Сам шкаф выглядел пустым, но Жийона, еще раз попытавшись смягчить непоколебимого Маленгра, вытащила внутреннюю планку, и тогда появилась деревянная шкатулка.
Маленгр поспешил ее открыть. В шкатулке оказалось около сотни экю – как серебром, так и золотом.
– Гм! – пробормотал Маленгр. – А ведь эта уродина немного приврала: не такая уж она и богатая! Впрочем, что есть – то есть. Послушай, – продолжал он, – я схожу, удостоверюсь, что Миртиль действительно находится в указанном тобой месте, и тотчас же вернусь, вот только я тебя запру и унесу этот ларчик, чтобы он тебя не смущал, так как…
Тут только Маленгр заметил, что Жийона потеряла сознание и лежит на полу, так что он прервал свою речь в тот момент, когда в ней уже начала появляться излишняя патетика, и удалился, унося шкатулку с гримасой, в которой было как ликование от присвоения чужого добра, так и разочарование от того, что добра этого оказалось меньше, чем он надеялся.
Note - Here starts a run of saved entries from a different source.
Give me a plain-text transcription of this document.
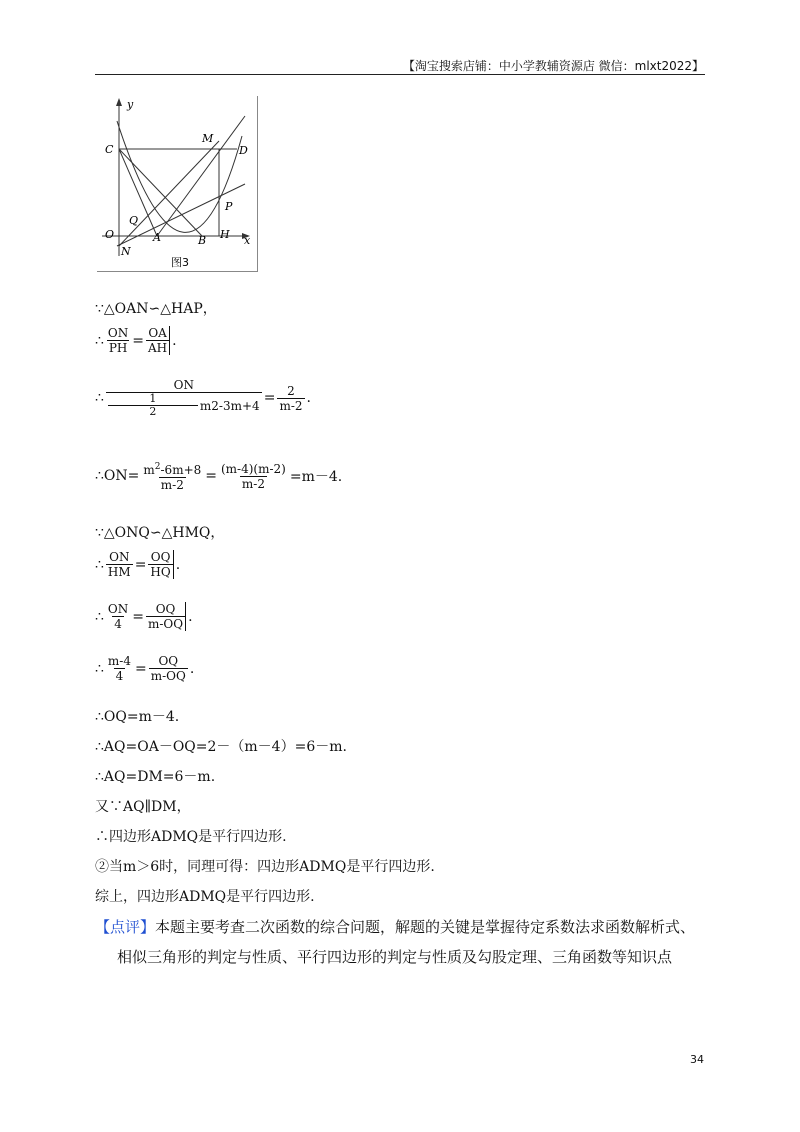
【淘宝搜索店铺：中小学教辅资源店 微信：mlxt2022】
y
x
C
M
D
P
Q
O	A	B H
N
图3
∵△OAN∽△HAP，
∴ $\frac{ON}{PH} = \frac{OA}{AH}$ .
∴ $\frac{ON}{\frac{1}{2} m2-3m+4} = \frac{2}{m-2}$ .
∴ON= $\frac{m^2-6m+8}{m-2} = \frac{(m-4)(m-2)}{m-2} =m-4$.
∵△ONQ∽△HMQ，
∴ $\frac{ON}{HM} = \frac{OQ}{HQ}$ .
∴ $\frac{ON}{4} = \frac{OQ}{m-OQ}$ .
∴ $\frac{m-4}{4} = \frac{OQ}{m-OQ}$ .
∴OQ=m－4.
∴AQ=OA－OQ=2－（m－4）=6－m.
∴AQ=DM=6－m.
又∵AQ∥DM，
∴四边形ADMQ是平行四边形.
②当m＞6时，同理可得：四边形ADMQ是平行四边形.
综上，四边形ADMQ是平行四边形.
【点评】本题主要考查二次函数的综合问题，解题的关键是掌握待定系数法求函数解析式、
相似三角形的判定与性质、平行四边形的判定与性质及勾股定理、三角函数等知识点
34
Едва Маленгр запер дверь на два оборота, как Жийона приоткрыла глаза, приподняла голову, прислушалась, встала и подбежала к шкафу, из которого, выдвинув другую планку, вытащила еще одну, гораздо более внушительную, чем первая, шкатулку, которая была набита золотыми монетами. Упав на колени, Жийона начала перебирать, гладить эти монеты, передвигать с одного места на другое, говорить с ними.
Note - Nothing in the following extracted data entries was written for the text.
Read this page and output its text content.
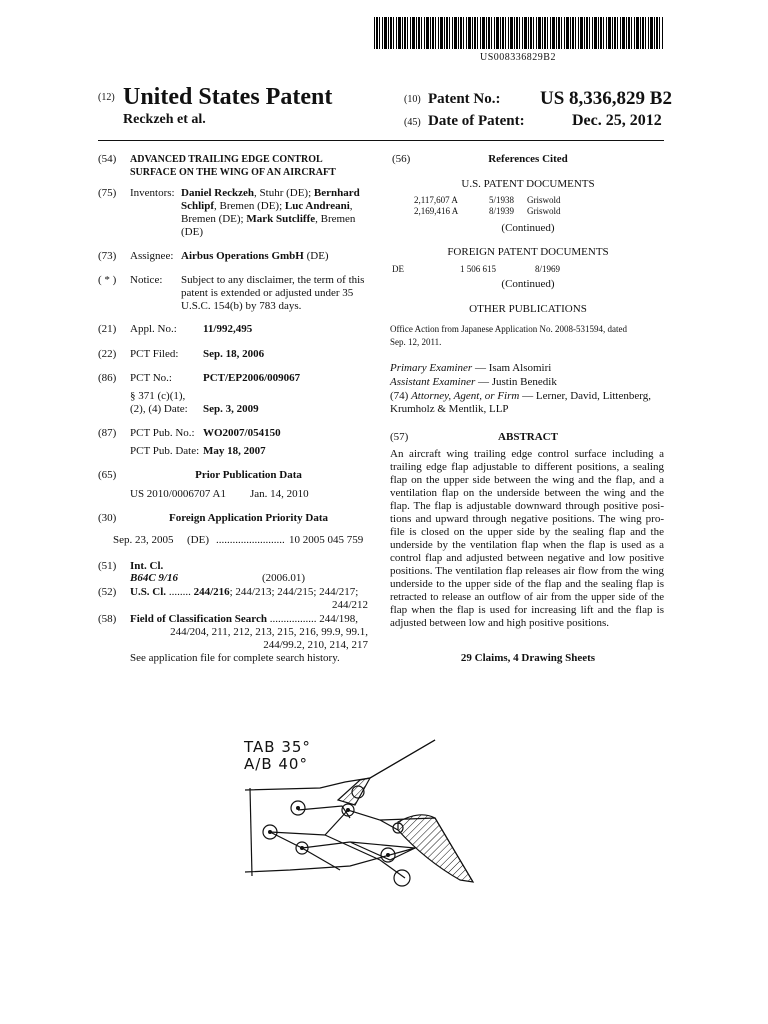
US008336829B2
(12) United States Patent
Reckzeh et al.
(10) Patent No.: US 8,336,829 B2
(45) Date of Patent:	Dec. 25, 2012
(54) ADVANCED TRAILING EDGE CONTROL
SURFACE ON THE WING OF AN AIRCRAFT
(75) Inventors: Daniel Reckzeh, Stuhr (DE); Bernhard
Schlipf, Bremen (DE); Luc Andreani,
Bremen (DE); Mark Sutcliffe, Bremen
(DE)
(73) Assignee: Airbus Operations GmbH (DE)
( * ) Notice: Subject to any disclaimer, the term of this
patent is extended or adjusted under 35
U.S.C. 154(b) by 783 days.
(21) Appl. No.: 11/992,495
(22) PCT Filed: Sep. 18, 2006
(86) PCT No.:	PCT/EP2006/009067
§ 371 (c)(1),
(2), (4) Date: Sep. 3, 2009
(87) PCT Pub. No.: WO2007/054150
PCT Pub. Date: May 18, 2007
(65)	Prior Publication Data
US 2010/0006707 A1 Jan. 14, 2010
(30)	Foreign Application Priority Data
Sep. 23, 2005 (DE) ......................... 10 2005 045 759
(51) Int. Cl.
B64C 9/16	(2006.01)
(52) U.S. Cl. ........ 244/216; 244/213; 244/215; 244/217;
244/212
(58) Field of Classification Search ................. 244/198,
244/204, 211, 212, 213, 215, 216, 99.9, 99.1,
244/99.2, 210, 214, 217
See application file for complete search history.
(56)	References Cited
U.S. PATENT DOCUMENTS
2,117,607 A	5/1938 Griswold
2,169,416 A	8/1939 Griswold
(Continued)
FOREIGN PATENT DOCUMENTS
DE	1 506 615	8/1969
(Continued)
OTHER PUBLICATIONS
Office Action from Japanese Application No. 2008-531594, dated
Sep. 12, 2011.
Primary Examiner — Isam Alsomiri
Assistant Examiner — Justin Benedik
(74) Attorney, Agent, or Firm — Lerner, David, Littenberg,
Krumholz & Mentlik, LLP
(57)	ABSTRACT
An aircraft wing trailing edge control surface including a
trailing edge flap adjustable to different positions, a sealing
flap on the upper side between the wing and the flap, and a
ventilation flap on the underside between the wing and the
flap. The flap is adjustable downward through positive posi-
tions and upward through negative positions. The wing pro-
file is closed on the upper side by the sealing flap and the
underside by the ventilation flap when the flap is used as a
control flap and adjusted between negative and low positive
positions. The ventilation flap releases air flow from the wing
underside to the upper side of the flap and the sealing flap is
retracted to release an outflow of air from the upper side of the
flap when the flap is used for increasing lift and the flap is
adjusted between low and high positive positions.
29 Claims, 4 Drawing Sheets
TAB 35°
A/B 40°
– И он еще хотел нас с вами разлучить, дорогие мои экю! Что бы вы без меня делали? В каких убогих кабаках оказались бы?.. Ваши братья ушли, бедняжки!.. Но знайте, их жертва была не напрасной! Конечно, мне жалко с ними расставаться, но их мало, а вас, мои милые, столько, сколько одетых во все золотое лучников в роте. Потерпите, я уже знаю, чем смогу заполнить эти пустоты…
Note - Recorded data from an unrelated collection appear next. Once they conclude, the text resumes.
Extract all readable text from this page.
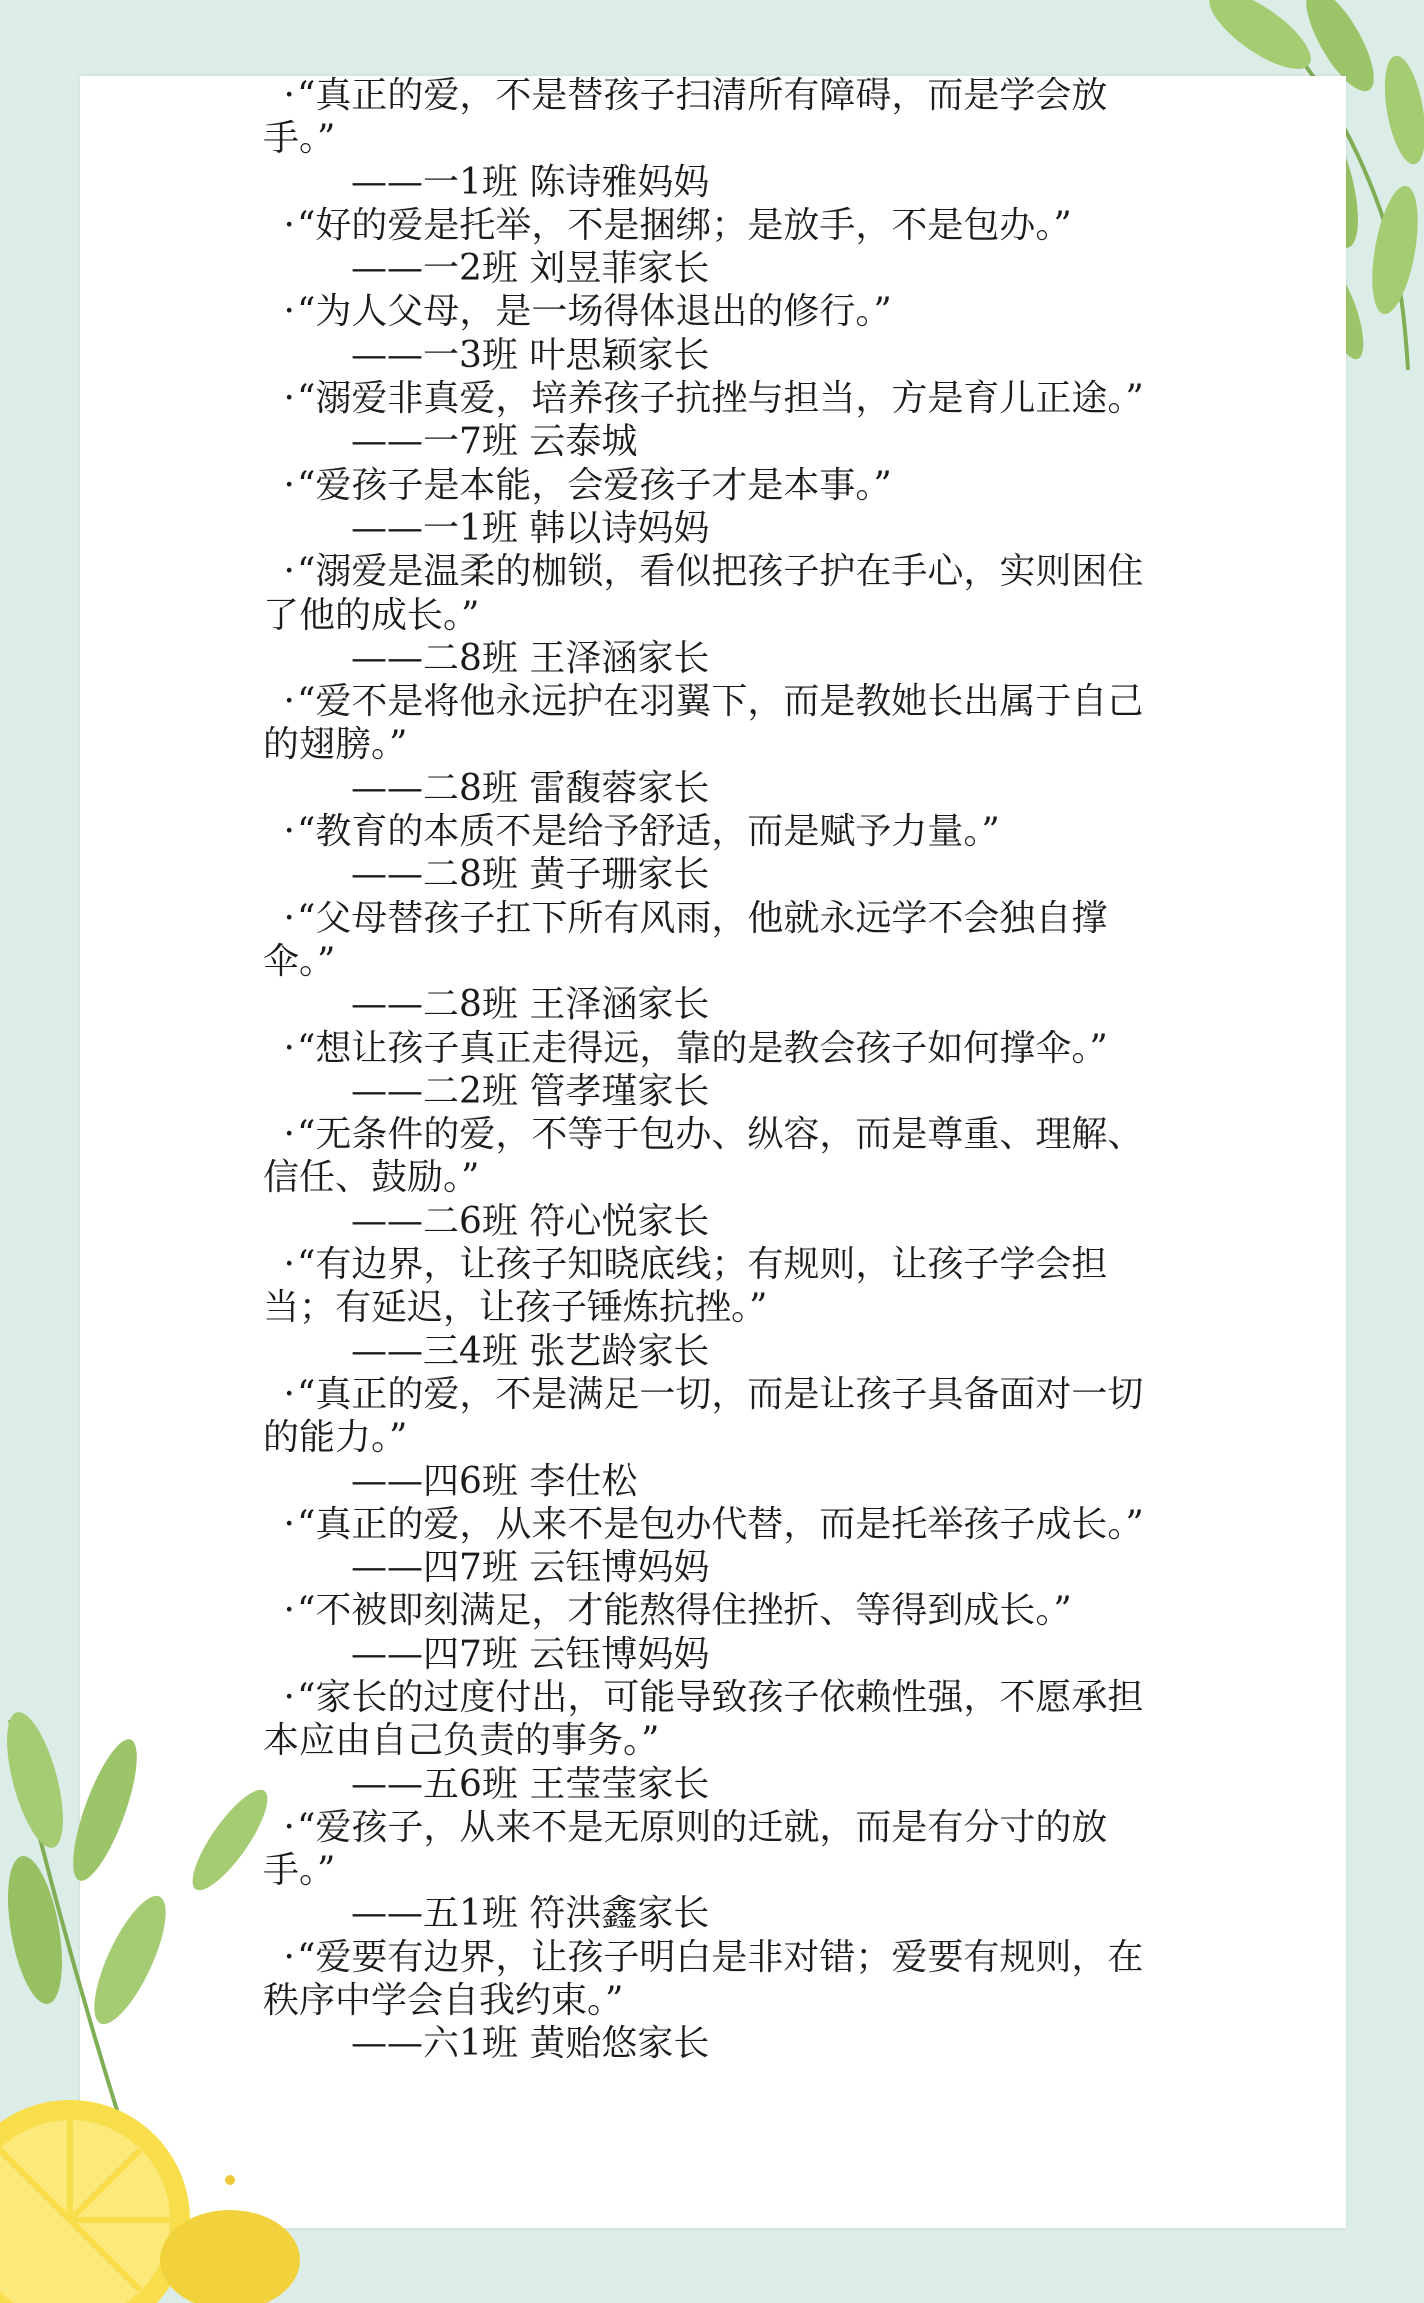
·“真正的爱，不是替孩子扫清所有障碍，而是学会放手。”

——一1班 陈诗雅妈妈

·“好的爱是托举，不是捆绑；是放手，不是包办。”

——一2班 刘昱菲家长

·“为人父母，是一场得体退出的修行。”

——一3班 叶思颖家长

·“溺爱非真爱，培养孩子抗挫与担当，方是育儿正途。”

——一7班 云泰城

·“爱孩子是本能，会爱孩子才是本事。”

——一1班 韩以诗妈妈

·“溺爱是温柔的枷锁，看似把孩子护在手心，实则困住了他的成长。”

——二8班 王泽涵家长

·“爱不是将他永远护在羽翼下，而是教她长出属于自己的翅膀。”

——二8班 雷馥蓉家长

·“教育的本质不是给予舒适，而是赋予力量。”

——二8班 黄子珊家长

·“父母替孩子扛下所有风雨，他就永远学不会独自撑伞。”

——二8班 王泽涵家长

·“想让孩子真正走得远，靠的是教会孩子如何撑伞。”

——二2班 管孝瑾家长

·“无条件的爱，不等于包办、纵容，而是尊重、理解、信任、鼓励。”

——二6班 符心悦家长

·“有边界，让孩子知晓底线；有规则，让孩子学会担当；有延迟，让孩子锤炼抗挫。”

——三4班 张艺龄家长

·“真正的爱，不是满足一切，而是让孩子具备面对一切的能力。”

——四6班 李仕松

·“真正的爱，从来不是包办代替，而是托举孩子成长。”

——四7班 云钰博妈妈

·“不被即刻满足，才能熬得住挫折、等得到成长。”

——四7班 云钰博妈妈

·“家长的过度付出，可能导致孩子依赖性强，不愿承担本应由自己负责的事务。”

——五6班 王莹莹家长

·“爱孩子，从来不是无原则的迁就，而是有分寸的放手。”

——五1班 符洪鑫家长

·“爱要有边界，让孩子明白是非对错；爱要有规则，在秩序中学会自我约束。”

——六1班 黄贻悠家长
Она тщательно закрыла свой тайник и, оставив шкаф открытым, словно в нем ничего и не было, повернулась к двери, за которой исчез Маленгр, погрозила ей кулаком и произнесла сквозь зубы:
– А с тобой, Симон Маленгр, я еще поквитаюсь!
XXXVIII. Колдунья
XXXVIII. Колдунья
С наступлением ночи окрестности кладбища Невинных обычно пустели, и редкие прохожие осмеливались пройти вдоль живой изгороди. Но со времени последнего танца мертвецов (или Пляски Смерти) это безлюдье стало еще более ощутимым. Даже те, что присутствовали при этом мрачном зрелище и, следовательно, могли быть совершенно уверены в том, что персонажами танца были вовсе не призраки, даже они, повторимся, теперь испытывали дикий страх. Как бы то ни было, с заходом солнца дома в этом квартале закрывались, а их обитатели старались не выходить на улицу.